Dans le cadre du projet Nature alliée, les équipes de Nicole Fenton et de Xavier Cavard ont été capable de ressortir de nombreuses données sur le carbone mesuré par le passé en plus de coordonner la prise d’échantillons dans les zones encore peu étudiées comme dans le nord du territoire de la Première Nation Abitibiwinni et sur le territoire de la Nation crie de Waswanipi. Des travaux menés à l’été 2025 permettront de collecter le maximum d’échantillons de sols en forêt en collaboration avec les communautés.

« Faire des projets scientifiques avec les gardiens du territoire renforce la relation de confiance des Premières Nations envers notre travail et assure que notre recherche est menée dans le respect des valeurs et des préoccupations des communautés locales. Notre recherche devient aussi plus pertinente et mieux ancrée dans la réalité du terrain que ces groupes connaissent mieux que personne. »
— Sylvain Delagrange, professeur d’écologie fonctionnelle et écophysiologie végétale à l’Institut des Sciences de la forêt tempérée de l’UQO
Étudier les stocks de carbone des milieux humides
Parmi les sites les plus riches en carbone au Québec, les tourbières en zone boréale, et particulièrement en Abitibi et dans le Nord-du-Québec, couvrent d’immenses étendues encore intactes et sans accès terrestre.
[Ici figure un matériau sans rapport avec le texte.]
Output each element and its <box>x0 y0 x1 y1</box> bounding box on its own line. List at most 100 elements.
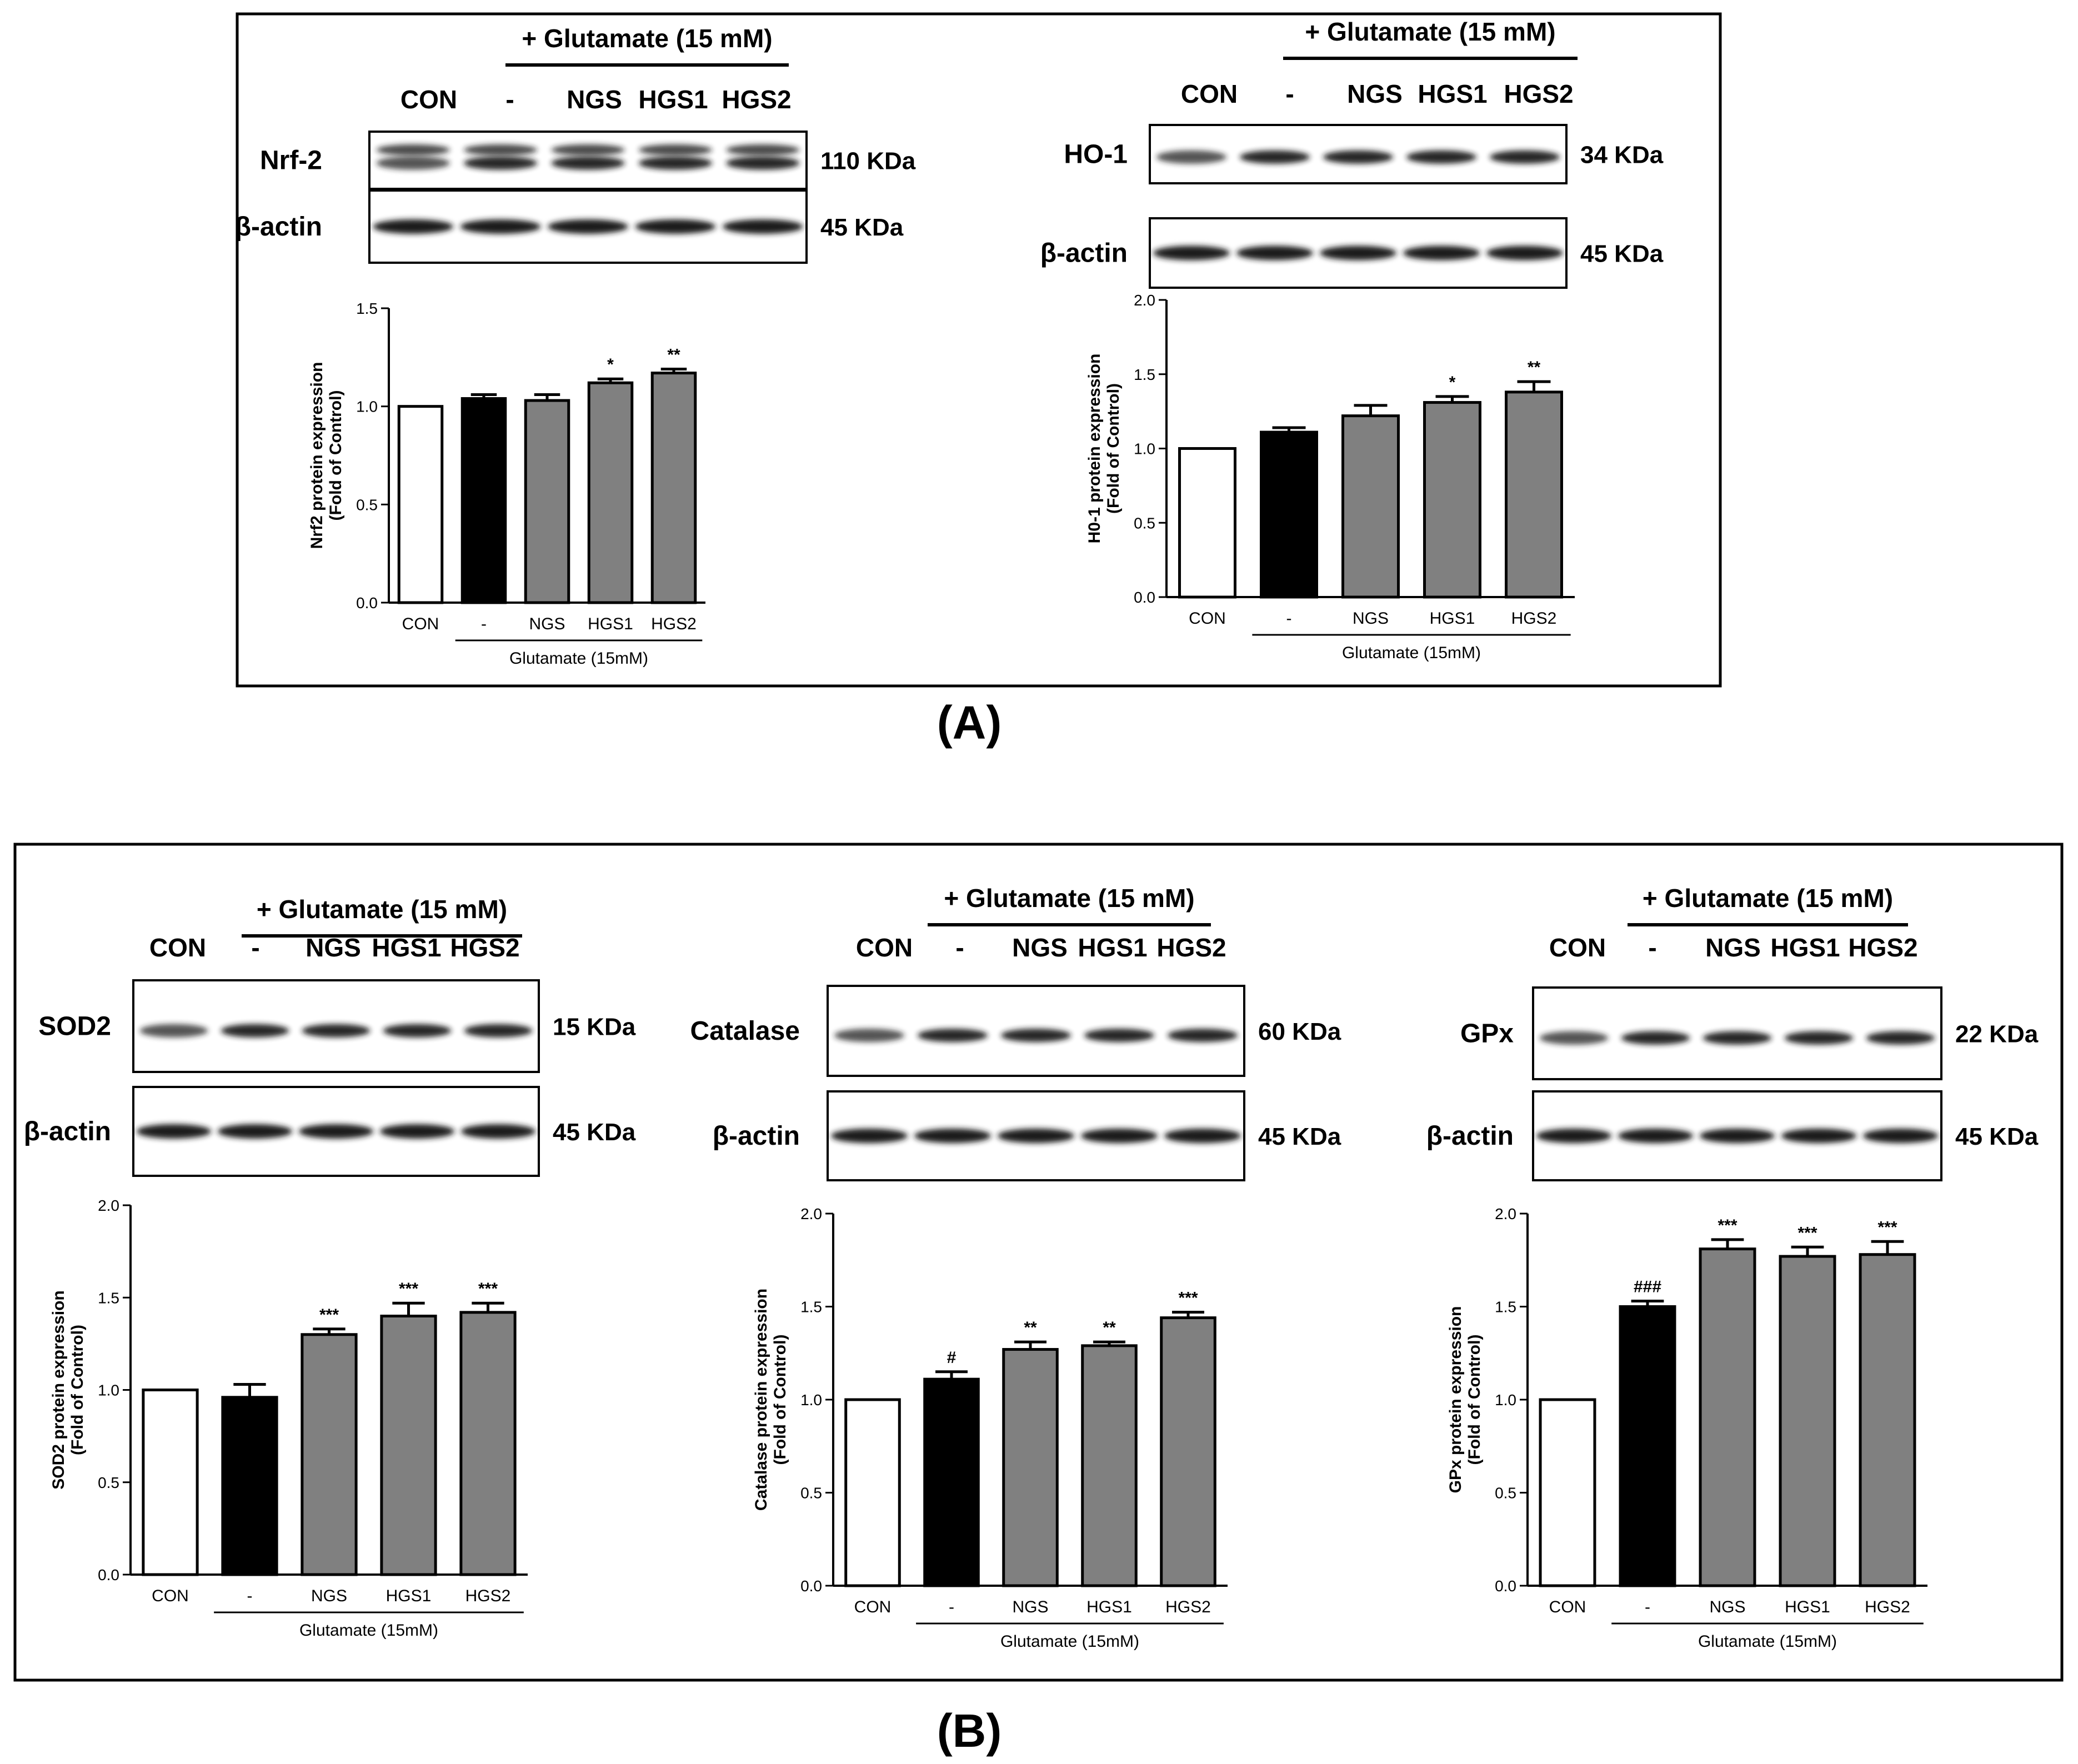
gpx-protein-band <box>1784 1031 1854 1045</box>
ho1-x-tick-label: HGS1 <box>1430 609 1475 628</box>
catalase-y-label: Catalase protein expression <box>752 1289 770 1511</box>
ho1-protein-band <box>1490 150 1560 164</box>
nrf2-y-tick-label: 0.0 <box>356 594 378 612</box>
catalase-actin-label: β-actin <box>713 1121 800 1151</box>
ho1-y-tick-label: 2.0 <box>1134 292 1155 309</box>
catalase-protein-kda: 60 KDa <box>1258 1018 1341 1045</box>
catalase-significance-label: ** <box>1103 1319 1116 1337</box>
ho1-protein-band <box>1323 150 1393 164</box>
gpx-bar-hgs2 <box>1859 1253 1916 1587</box>
ho1-actin-kda: 45 KDa <box>1580 240 1664 268</box>
ho1-x-tick-label: NGS <box>1353 609 1389 628</box>
ho1-lane-label: - <box>1285 79 1294 108</box>
gpx-lane-label: CON <box>1549 933 1606 962</box>
ho1-bar-hgs2 <box>1505 390 1563 599</box>
sod2-bar-glutamate <box>221 1396 278 1576</box>
nrf2-y-tick-label: 0.5 <box>356 496 378 513</box>
catalase-bar-hgs1 <box>1081 1344 1138 1587</box>
sod2-x-tick-label: - <box>247 1587 253 1605</box>
gpx-protein-band <box>1539 1031 1609 1045</box>
catalase-protein-band <box>918 1029 988 1043</box>
nrf2-y-tick-label: 1.0 <box>356 398 378 415</box>
catalase-x-tick-label: NGS <box>1012 1598 1048 1616</box>
nrf2-protein-band-upper <box>551 144 625 156</box>
nrf2-bar-glutamate <box>460 397 507 604</box>
catalase-lane-label: HGS1 <box>1078 933 1147 962</box>
ho1-y-tick-label: 1.5 <box>1134 366 1155 383</box>
sod2-actin-band <box>217 1124 293 1139</box>
ho1-x-tick-label: HGS2 <box>1511 609 1557 628</box>
gpx-y-label: GPx protein expression <box>1446 1306 1465 1494</box>
ho1-y-label-sub: (Fold of Control) <box>1104 383 1123 514</box>
catalase-treatment-header: + Glutamate (15 mM) <box>944 884 1194 913</box>
catalase-y-tick-label: 0.5 <box>800 1485 822 1502</box>
nrf2-actin-band <box>373 219 454 234</box>
catalase-y-tick-label: 2.0 <box>800 1205 822 1222</box>
catalase-lane-label: NGS <box>1012 933 1068 962</box>
gpx-bar-chart: 0.0 0.5 1.0 1.5 2.0 GPx protein expression (Fo… <box>1446 1205 1927 1651</box>
sod2-treatment-header: + Glutamate (15 mM) <box>257 895 507 924</box>
sod2-x-tick-label: HGS2 <box>465 1587 511 1605</box>
gpx-y-tick-label: 1.0 <box>1495 1391 1516 1409</box>
catalase-protein-band <box>834 1029 904 1043</box>
sod2-actin-band <box>460 1124 536 1139</box>
catalase-x-tick-label: CON <box>854 1598 892 1616</box>
sod2-significance-label: *** <box>319 1306 339 1324</box>
gpx-actin-band <box>1862 1129 1939 1143</box>
ho1-actin-band <box>1403 245 1480 260</box>
catalase-x-group-label: Glutamate (15mM) <box>1000 1632 1139 1651</box>
sod2-actin-band <box>298 1124 374 1139</box>
nrf2-bar-hgs1 <box>587 381 634 604</box>
catalase-x-tick-label: HGS1 <box>1086 1598 1132 1616</box>
ho1-lane-label: HGS1 <box>1418 79 1487 108</box>
nrf2-lane-label: HGS2 <box>722 85 791 114</box>
gpx-bar-con <box>1539 1398 1596 1587</box>
catalase-blot: + Glutamate (15 mM) CON - NGS HGS1 HGS2 Catala… <box>690 884 1341 1181</box>
gpx-x-tick-label: - <box>1645 1598 1650 1616</box>
catalase-x-tick-label: HGS2 <box>1165 1598 1211 1616</box>
sod2-bar-chart: 0.0 0.5 1.0 1.5 2.0 SOD2 protein expression (F… <box>49 1197 528 1640</box>
nrf2-actin-label: β-actin <box>235 212 322 242</box>
ho1-x-tick-label: - <box>1286 609 1292 628</box>
nrf2-y-tick-label: 1.5 <box>356 300 378 317</box>
catalase-actin-band <box>914 1129 991 1143</box>
gpx-x-group-label: Glutamate (15mM) <box>1698 1632 1837 1651</box>
nrf2-x-group-label: Glutamate (15mM) <box>509 649 648 668</box>
nrf2-lane-label: HGS1 <box>638 85 708 114</box>
gpx-bar-ngs <box>1699 1247 1756 1587</box>
sod2-blot: + Glutamate (15 mM) CON - NGS HGS1 HGS2 SOD2 15… <box>24 895 636 1177</box>
catalase-bar-con <box>844 1398 901 1587</box>
sod2-lane-label: NGS <box>306 933 361 962</box>
gpx-actin-band <box>1618 1129 1694 1143</box>
sod2-significance-label: *** <box>478 1280 498 1298</box>
sod2-y-tick-label: 1.5 <box>98 1289 119 1306</box>
sod2-lane-label: - <box>251 933 259 962</box>
catalase-protein-band <box>1168 1029 1238 1043</box>
gpx-significance-label: *** <box>1877 1218 1897 1236</box>
sod2-bar-hgs1 <box>380 1315 437 1576</box>
sod2-x-tick-label: CON <box>152 1587 189 1605</box>
nrf2-treatment-header: + Glutamate (15 mM) <box>522 24 772 53</box>
catalase-bar-glutamate <box>923 1377 980 1587</box>
nrf2-actin-band <box>635 219 716 234</box>
ho1-y-tick-label: 0.0 <box>1134 589 1155 606</box>
ho1-protein-kda: 34 KDa <box>1580 142 1664 169</box>
gpx-x-tick-label: CON <box>1549 1598 1586 1616</box>
sod2-lane-label: HGS1 <box>372 933 441 962</box>
sod2-significance-label: *** <box>399 1280 418 1298</box>
gpx-significance-label: ### <box>1634 1277 1661 1296</box>
ho1-significance-label: ** <box>1528 358 1541 377</box>
gpx-bar-glutamate <box>1619 1305 1676 1587</box>
sod2-y-tick-label: 0.0 <box>98 1566 119 1583</box>
ho1-actin-band <box>1320 245 1396 260</box>
gpx-y-tick-label: 0.0 <box>1495 1577 1516 1595</box>
ho1-y-label: H0-1 protein expression <box>1085 354 1104 544</box>
gpx-actin-band <box>1699 1129 1775 1143</box>
sod2-actin-band <box>379 1124 455 1139</box>
catalase-actin-band <box>831 1129 908 1143</box>
gpx-x-tick-label: NGS <box>1709 1598 1745 1616</box>
nrf2-x-tick-label: CON <box>402 615 439 633</box>
catalase-protein-label: Catalase <box>690 1016 800 1046</box>
ho1-actin-band <box>1486 245 1563 260</box>
nrf2-actin-kda: 45 KDa <box>820 214 904 241</box>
Les travaux de recherche nécessitent donc l’utilisation de drones et d’un hélicoptère pour permettre d’atteindre les secteurs visés pour la conservation.
La communauté Anishinaabek d’Abitibiwinni a fait de l’étude des stocks de carbone des tourbières un de ses outils principaux pour pouvoir réussir à les protéger. En partenariat avec l’Université de Sherbrooke et l’INRS, une méthodologie a été développée pour prendre des échantillons et des mesures de profondeur de tourbe dans les tourbières et ainsi estimer la quantité de carbone organique présent.

« Les tourbières sont parmi les plus importants puits et réservoirs de carbone de la planète. Elles couvrent à peine 3% de la surface du globe mais leurs sols renferment deux fois plus de carbone que l’ensemble de la végétation de toutes les forêts de la planète! Avec notre travail de collaboration, on arrivera à dresser un meilleur portrait de la situation des tourbières québécoises et, surtout, de leur importance dans la séquestration du carbone. »
— Julien Arsenault, chercheur postdoctoral au département de géomatique appliquée à l’Université de Sherbrooke
Analyser les échantillons en laboratoire
Après l’échantillonnage vient l’analyse : direction laboratoire de l’Institut des Sciences de la Forêt tempérée, où l’on mesure la quantité de carbone végétal et du sol de tous les échantillons. C’est ici que l’on sèche tous les échantillons, processus qui prend plusieurs semaines. Ensuite, les échantillons sont introduits dans une machine allant jusqu’à 1400 °C qui permet de mesurer de façon très précise le carbone contenu.
Utiliser la technologie et la modélisation
Bien que l’échantillonnage terrain soit fort efficace pour déterminer la quantité de carbone à un endroit, parfois il n’est pas possible d’accéder à un site. Heureusement, les nouvelles technologies d’imagerie permettent d’estimer la quantité de carbone grâce à des images de drones, ou encore des images satellitaires. En plus de permettre d’étudier des sites inaccessibles, coupler des sites échantillonnés et leurs caractéristiques avec des données télémétriques permettra au projet Nature alliée de construire un modèle pour estimer où se trouvent les milieux riches en carbone au Québec. C’est là que l’INRS apporte son expertise.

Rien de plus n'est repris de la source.